This section of the Early Islamic Kaanatt Benth el-Kaffar aqueduct (built in 715-717 CE to supply the Abbasid city of Ramla) was investigated in July-August 2009. Following IAA test digs near Kibbutz Na’an in preparation for a new railway line, further archaeological investigations were necessitated. The excavation, covering a total area of 225m², was directed by Eli Cohen Sasson.
Some 20m of the Abbasid aqueduct were uncovered, adding to our corpus of knowledge about its construction and taphonomy. Confirming previous work, we found that the aqueduct was constructed of a foundation on which rested two parallel walls spaced 40cm apart. In this plaster-lined channel ran the water, at a very gentle slope of 0.05º.
The excavation raised some very interesting questions about the engineering of this aqueduct.
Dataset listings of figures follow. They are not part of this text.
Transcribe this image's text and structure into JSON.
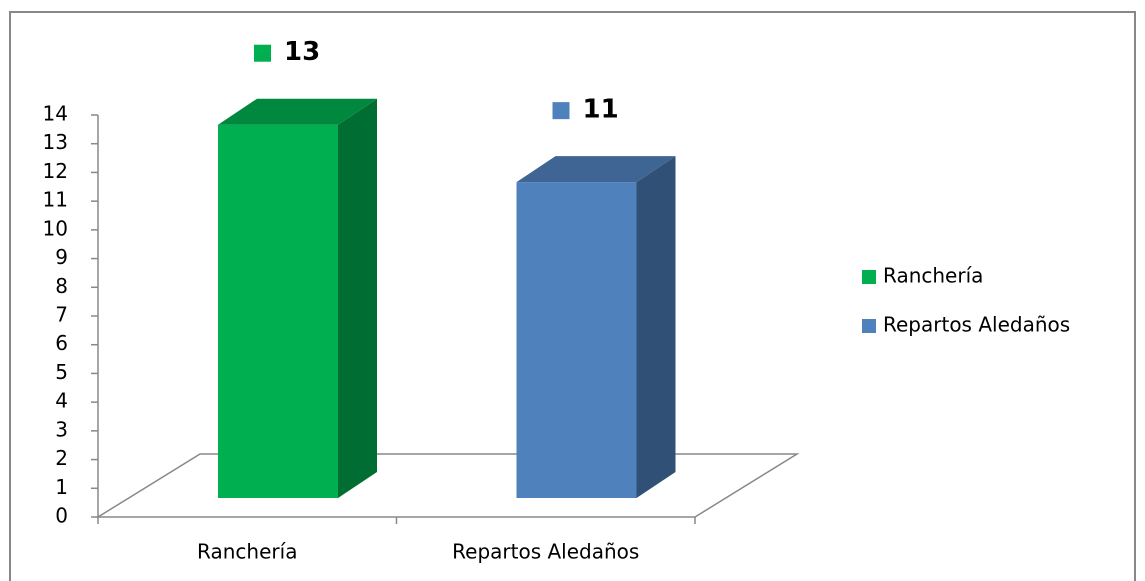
{
  "chart_data": {
    "type": "bar3d",
    "categories": [
      "Ranchería",
      "Repartos Aledaños"
    ],
    "series": [
      {
        "name": "Ranchería",
        "color": "#00b050",
        "values": [
          13,
          null
        ]
      },
      {
        "name": "Repartos Aledaños",
        "color": "#4f81bd",
        "values": [
          null,
          11
        ]
      }
    ],
    "ylim": [
      0,
      14
    ],
    "yticks": [
      0,
      1,
      2,
      3,
      4,
      5,
      6,
      7,
      8,
      9,
      10,
      11,
      12,
      13,
      14
    ],
    "legend": "right"
  }
}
Several unidentified stone features (W101, W005, A4, A6) were found to intersect with the aqueduct’s line within the area under investigation (see adjacent plan). The function of these leveled stone areas and walls remains unclear, but they may in part have served to counteract soil creep stress that was acting upon the aqueduct. On either side of the point of intersection with these features, the aqueduct’s south wall at some point had given way and was found leaning against the other (north) wall. As well as kindly sealing the aqueduct channel for archaeologists to later dig up, the tilt of this wall may support the interpretation of the unidentified stone features as serving an engineering function.